Dünya Sağlık Örgütü (WHO) yakın zamanda EG.5.1’i “İlgi Varyantı” ilan etti. BA.2.86 adı verilen yeni bir alt tip henüz Almanya’da tespit edilmedi ve DSÖ tarafından izleniyor. Senato İdaresi’ne göre, Berlin atık suyunda uzun süredir bilinen Omicron alt hatları (XBB 1.9, XBB 1.22 ve XBB.2.3) hakim durumda ancak bu rakamlar Temmuz ayı sonundaki duruma dayanıyor.
Durumun önemli ölçüde kötüleşmesi durumunda Berlin kendisini hazırlıklı görüyor. Pandemi resmi olarak sona erdiğinde Corona kriz ekibi büyük ölçüde dağılmıştı. Ancak sağlık idaresi sözcüsü, “diğer ihbarı zorunlu hastalıklar ve enfeksiyonlarda olduğu gibi epidemiyolojik durum da sorumlu makamlar tarafından gözlemlenmeye, değerlendirilmeye ve belgelenmeye devam edecek” dedi. Berlin, nüfusu ve altyapıyı korumaya yönelik önlemleri istediği zaman hızla uygulayabilir. Senato, RKI’nin ilgili tavsiyelerini takip eder.
Berlin ayrıca kimin Corona’ya karşı takviye alması gerektiği ve kimin için böyle bir tazelemenin gerekli olmadığı sorusuna gelince RKI ve orada bulunan Stiko’ya yöneliyor. Sözcü, “Senato Yönetimi, Daimi Aşılama Komisyonu’nun tavsiyeleri doğrultusunda vatandaşlara Kovid-19’a karşı aşı olmalarını tavsiye etmeye devam ediyor” dedi. Stiko’ya göre temel bağışıklık, ister aşı ister geçmiş Sars-CoV-2 enfeksiyonu şeklinde olsun, üç antijen temasından sonra mevcut oluyor. Komisyon, bağışıklık sistemi zayıf olan kişilere her on iki ayda bir, tercihen sonbaharda takviye yaptırmalarını tavsiye ediyor. Komisyon, diyabet gibi önceden mevcut rahatsızlıkları olan kişileri ve 60 yaşın üzerindeki kişileri bu grupta içermektedir.

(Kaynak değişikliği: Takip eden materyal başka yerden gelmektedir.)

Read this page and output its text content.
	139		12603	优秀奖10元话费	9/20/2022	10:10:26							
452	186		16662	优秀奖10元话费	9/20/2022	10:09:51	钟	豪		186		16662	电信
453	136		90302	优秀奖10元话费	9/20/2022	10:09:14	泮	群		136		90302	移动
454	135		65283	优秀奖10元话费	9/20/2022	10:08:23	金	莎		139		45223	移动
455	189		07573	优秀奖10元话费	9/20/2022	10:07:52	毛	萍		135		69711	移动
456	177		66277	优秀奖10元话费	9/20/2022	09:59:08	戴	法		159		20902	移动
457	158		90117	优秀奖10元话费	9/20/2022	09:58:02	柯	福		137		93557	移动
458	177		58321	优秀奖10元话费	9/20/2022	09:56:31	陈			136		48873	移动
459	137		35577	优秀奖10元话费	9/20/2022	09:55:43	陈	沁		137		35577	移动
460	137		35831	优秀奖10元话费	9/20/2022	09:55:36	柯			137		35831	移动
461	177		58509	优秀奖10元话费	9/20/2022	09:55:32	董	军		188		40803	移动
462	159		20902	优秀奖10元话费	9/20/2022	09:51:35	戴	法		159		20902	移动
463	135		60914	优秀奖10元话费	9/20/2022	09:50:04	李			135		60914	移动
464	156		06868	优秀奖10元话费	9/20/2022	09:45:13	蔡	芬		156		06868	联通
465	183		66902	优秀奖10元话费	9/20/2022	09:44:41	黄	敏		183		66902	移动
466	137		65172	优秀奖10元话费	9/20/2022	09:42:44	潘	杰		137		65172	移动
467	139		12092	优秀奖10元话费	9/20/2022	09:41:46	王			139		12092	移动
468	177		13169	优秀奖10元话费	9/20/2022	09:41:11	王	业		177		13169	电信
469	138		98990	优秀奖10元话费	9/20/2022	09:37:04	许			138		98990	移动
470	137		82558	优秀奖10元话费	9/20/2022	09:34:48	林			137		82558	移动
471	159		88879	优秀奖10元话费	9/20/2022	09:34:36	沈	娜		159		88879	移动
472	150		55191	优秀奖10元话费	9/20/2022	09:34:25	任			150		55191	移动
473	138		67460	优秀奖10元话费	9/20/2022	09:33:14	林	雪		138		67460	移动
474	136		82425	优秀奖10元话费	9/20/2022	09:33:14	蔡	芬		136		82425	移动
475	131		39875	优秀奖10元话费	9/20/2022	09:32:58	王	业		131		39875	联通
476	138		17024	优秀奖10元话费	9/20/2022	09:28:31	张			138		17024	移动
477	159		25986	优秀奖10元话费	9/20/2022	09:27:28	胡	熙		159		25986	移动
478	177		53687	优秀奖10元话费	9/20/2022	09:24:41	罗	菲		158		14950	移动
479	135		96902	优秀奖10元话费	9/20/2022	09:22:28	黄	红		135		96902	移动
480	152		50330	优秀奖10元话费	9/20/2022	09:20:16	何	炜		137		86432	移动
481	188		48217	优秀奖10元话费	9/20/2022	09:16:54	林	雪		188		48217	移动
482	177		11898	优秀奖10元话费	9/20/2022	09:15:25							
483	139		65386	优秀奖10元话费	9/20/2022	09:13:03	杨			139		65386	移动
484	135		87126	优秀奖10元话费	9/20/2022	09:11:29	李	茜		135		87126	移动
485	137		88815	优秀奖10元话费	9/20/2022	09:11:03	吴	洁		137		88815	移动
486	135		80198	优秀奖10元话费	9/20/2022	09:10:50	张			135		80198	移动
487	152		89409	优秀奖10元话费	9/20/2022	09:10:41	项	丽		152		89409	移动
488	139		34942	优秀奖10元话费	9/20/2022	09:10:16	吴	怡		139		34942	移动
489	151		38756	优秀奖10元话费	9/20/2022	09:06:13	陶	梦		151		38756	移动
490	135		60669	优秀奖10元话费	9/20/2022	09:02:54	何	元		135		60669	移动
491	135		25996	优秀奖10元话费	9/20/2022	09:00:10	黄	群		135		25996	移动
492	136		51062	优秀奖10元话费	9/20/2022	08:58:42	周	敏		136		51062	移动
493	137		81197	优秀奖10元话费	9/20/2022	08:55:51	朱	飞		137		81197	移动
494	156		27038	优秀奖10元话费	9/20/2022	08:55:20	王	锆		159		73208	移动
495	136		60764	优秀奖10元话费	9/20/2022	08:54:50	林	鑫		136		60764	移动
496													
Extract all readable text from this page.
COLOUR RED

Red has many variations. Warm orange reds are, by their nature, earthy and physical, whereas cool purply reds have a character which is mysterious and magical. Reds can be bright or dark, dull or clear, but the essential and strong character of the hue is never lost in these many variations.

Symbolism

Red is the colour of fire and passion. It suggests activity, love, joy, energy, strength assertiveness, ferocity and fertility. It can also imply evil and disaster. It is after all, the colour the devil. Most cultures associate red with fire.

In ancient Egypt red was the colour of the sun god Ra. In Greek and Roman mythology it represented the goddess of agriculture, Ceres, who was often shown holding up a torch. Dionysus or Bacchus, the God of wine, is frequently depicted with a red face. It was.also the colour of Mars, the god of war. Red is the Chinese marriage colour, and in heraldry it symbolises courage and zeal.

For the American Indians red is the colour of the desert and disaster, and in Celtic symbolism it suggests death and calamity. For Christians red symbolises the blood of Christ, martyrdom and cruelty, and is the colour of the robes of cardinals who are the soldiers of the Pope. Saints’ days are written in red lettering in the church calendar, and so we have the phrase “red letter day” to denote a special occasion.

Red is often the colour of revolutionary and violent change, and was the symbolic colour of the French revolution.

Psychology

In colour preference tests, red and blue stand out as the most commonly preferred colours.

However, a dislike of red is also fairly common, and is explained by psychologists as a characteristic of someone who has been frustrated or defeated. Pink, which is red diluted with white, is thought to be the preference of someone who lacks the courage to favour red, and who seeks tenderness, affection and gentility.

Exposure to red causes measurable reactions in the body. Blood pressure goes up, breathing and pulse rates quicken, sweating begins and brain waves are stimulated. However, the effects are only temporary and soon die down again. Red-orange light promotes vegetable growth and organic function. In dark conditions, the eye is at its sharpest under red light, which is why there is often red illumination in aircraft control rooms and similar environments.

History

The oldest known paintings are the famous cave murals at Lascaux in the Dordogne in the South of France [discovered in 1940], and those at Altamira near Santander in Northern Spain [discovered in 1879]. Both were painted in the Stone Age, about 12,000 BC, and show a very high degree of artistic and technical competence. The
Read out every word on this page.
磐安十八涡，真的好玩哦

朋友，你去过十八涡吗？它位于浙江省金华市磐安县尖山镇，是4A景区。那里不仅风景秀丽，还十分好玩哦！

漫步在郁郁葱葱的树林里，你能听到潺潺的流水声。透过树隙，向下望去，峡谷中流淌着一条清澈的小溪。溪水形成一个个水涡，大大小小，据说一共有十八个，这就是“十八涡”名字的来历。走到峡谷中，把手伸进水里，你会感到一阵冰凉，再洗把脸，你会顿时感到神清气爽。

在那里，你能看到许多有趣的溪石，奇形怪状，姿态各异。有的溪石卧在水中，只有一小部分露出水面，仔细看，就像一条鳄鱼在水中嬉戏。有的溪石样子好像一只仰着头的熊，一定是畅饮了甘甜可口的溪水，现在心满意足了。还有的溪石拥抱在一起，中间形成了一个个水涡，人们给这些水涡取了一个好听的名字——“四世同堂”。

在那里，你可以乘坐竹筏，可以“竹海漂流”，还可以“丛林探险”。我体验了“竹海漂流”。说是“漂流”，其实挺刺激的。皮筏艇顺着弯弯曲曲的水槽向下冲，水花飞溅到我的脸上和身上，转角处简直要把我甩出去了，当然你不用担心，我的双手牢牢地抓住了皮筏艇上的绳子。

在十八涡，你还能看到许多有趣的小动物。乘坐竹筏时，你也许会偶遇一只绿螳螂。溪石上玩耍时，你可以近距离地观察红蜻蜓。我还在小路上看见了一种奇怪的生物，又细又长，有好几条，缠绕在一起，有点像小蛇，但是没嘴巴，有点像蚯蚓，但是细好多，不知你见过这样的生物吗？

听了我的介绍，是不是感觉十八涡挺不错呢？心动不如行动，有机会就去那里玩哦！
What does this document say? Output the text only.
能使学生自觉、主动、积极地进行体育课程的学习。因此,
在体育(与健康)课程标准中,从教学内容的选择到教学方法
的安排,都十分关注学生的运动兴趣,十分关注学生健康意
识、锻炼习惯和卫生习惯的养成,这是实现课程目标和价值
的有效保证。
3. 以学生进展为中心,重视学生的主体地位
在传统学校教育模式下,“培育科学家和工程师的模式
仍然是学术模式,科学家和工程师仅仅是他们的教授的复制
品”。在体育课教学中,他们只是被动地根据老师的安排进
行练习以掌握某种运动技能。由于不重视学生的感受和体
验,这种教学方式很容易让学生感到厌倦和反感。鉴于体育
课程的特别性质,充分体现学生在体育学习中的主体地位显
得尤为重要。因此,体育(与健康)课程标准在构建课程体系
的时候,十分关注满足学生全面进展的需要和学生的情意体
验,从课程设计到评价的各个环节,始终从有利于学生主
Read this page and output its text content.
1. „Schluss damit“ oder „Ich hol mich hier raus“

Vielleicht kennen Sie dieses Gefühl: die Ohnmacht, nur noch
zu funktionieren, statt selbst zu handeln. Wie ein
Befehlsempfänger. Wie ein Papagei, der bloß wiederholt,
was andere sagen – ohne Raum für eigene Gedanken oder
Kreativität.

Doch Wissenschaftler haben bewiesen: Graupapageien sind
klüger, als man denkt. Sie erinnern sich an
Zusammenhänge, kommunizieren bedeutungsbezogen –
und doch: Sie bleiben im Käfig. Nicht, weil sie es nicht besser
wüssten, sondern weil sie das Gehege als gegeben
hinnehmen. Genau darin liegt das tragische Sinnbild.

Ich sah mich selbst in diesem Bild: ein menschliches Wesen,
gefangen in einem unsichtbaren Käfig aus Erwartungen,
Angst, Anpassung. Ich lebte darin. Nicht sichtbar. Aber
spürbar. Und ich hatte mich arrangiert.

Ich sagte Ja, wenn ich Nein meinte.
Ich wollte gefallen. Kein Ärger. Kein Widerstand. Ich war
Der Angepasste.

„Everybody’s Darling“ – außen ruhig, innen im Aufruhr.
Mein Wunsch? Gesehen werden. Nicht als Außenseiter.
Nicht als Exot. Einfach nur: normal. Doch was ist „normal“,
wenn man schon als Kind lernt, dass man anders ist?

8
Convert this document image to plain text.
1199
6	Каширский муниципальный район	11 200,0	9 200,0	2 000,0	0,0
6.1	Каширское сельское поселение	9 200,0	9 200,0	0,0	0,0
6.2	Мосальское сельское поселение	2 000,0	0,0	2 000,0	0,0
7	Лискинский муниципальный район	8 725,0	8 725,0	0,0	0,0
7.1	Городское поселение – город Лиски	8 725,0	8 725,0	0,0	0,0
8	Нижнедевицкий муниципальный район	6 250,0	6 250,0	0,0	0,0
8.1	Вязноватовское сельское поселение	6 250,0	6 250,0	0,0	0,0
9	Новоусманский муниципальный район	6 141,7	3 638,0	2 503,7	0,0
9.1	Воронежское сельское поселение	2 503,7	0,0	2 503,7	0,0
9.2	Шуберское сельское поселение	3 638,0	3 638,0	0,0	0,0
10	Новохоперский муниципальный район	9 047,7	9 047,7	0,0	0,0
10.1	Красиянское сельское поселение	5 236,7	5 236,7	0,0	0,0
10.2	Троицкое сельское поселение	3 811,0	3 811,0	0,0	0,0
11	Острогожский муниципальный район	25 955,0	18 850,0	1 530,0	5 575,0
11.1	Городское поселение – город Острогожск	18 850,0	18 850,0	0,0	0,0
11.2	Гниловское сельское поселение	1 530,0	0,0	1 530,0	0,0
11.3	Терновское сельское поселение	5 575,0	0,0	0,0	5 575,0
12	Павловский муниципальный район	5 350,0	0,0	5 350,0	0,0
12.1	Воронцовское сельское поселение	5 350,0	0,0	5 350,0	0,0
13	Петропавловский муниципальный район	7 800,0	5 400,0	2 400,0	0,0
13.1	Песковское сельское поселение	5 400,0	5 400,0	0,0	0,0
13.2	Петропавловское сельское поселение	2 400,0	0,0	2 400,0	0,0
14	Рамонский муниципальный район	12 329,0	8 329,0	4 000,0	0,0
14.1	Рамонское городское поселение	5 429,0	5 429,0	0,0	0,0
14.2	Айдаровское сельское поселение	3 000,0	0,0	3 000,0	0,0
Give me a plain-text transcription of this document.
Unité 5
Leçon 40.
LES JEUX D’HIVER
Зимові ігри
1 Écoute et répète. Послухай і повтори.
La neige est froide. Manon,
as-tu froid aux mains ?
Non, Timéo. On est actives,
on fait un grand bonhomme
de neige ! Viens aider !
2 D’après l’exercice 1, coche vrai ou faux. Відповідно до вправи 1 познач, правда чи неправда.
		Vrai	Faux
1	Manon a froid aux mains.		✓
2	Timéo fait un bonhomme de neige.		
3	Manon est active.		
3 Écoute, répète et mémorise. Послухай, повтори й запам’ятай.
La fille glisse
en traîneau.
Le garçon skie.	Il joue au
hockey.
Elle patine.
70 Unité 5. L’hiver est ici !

“Akut solunum yolu hastalıklarında” (ARE) korona enfeksiyonlarının oranı artık düşük. RKI’nin son haftalık raporuna göre bu oran yüzde ondan az. Bilgiler, RKI’deki “Grip Çalışma Grubu”ndan alınan rastgele örneklere dayanmaktadır. Buna göre durum bir bütün olarak değişmedi. Soğuk virüsler şu anda baskın durumda. Grip Çalışma Grubu’nun raporunda, “ARE nedeniyle doktor ziyaretlerinin sayısı, yaz aylarında omikronların dolaşımı nedeniyle ARE aktivitesinin de büyük ölçüde arttığı önceki yıla göre şu anda önemli ölçüde düşük” diyor.
Buna bakılmaksızın uzmanlar, Corona dışında grip ve RS virüslerinin de sonbahar ve kış aylarında popülasyonda giderek daha fazla dolaşacağını tahmin ediyor. Yoğun bakım doktoru Christian Karagiannidis, Rheinische Post’a verdiği demeçte, bu ülkedeki insanların aşılar ve geçmiş enfeksiyonlar nedeniyle şiddetli Kovid süreçlerine karşı genel olarak çok iyi korunduğunu düşünüyor. Ancak: “Semptomatik enfeksiyonlar yine de ortaya çıkacak ve RSV ve griple birlikte önemli ölçüde işten ayrılmalara yol açacak.”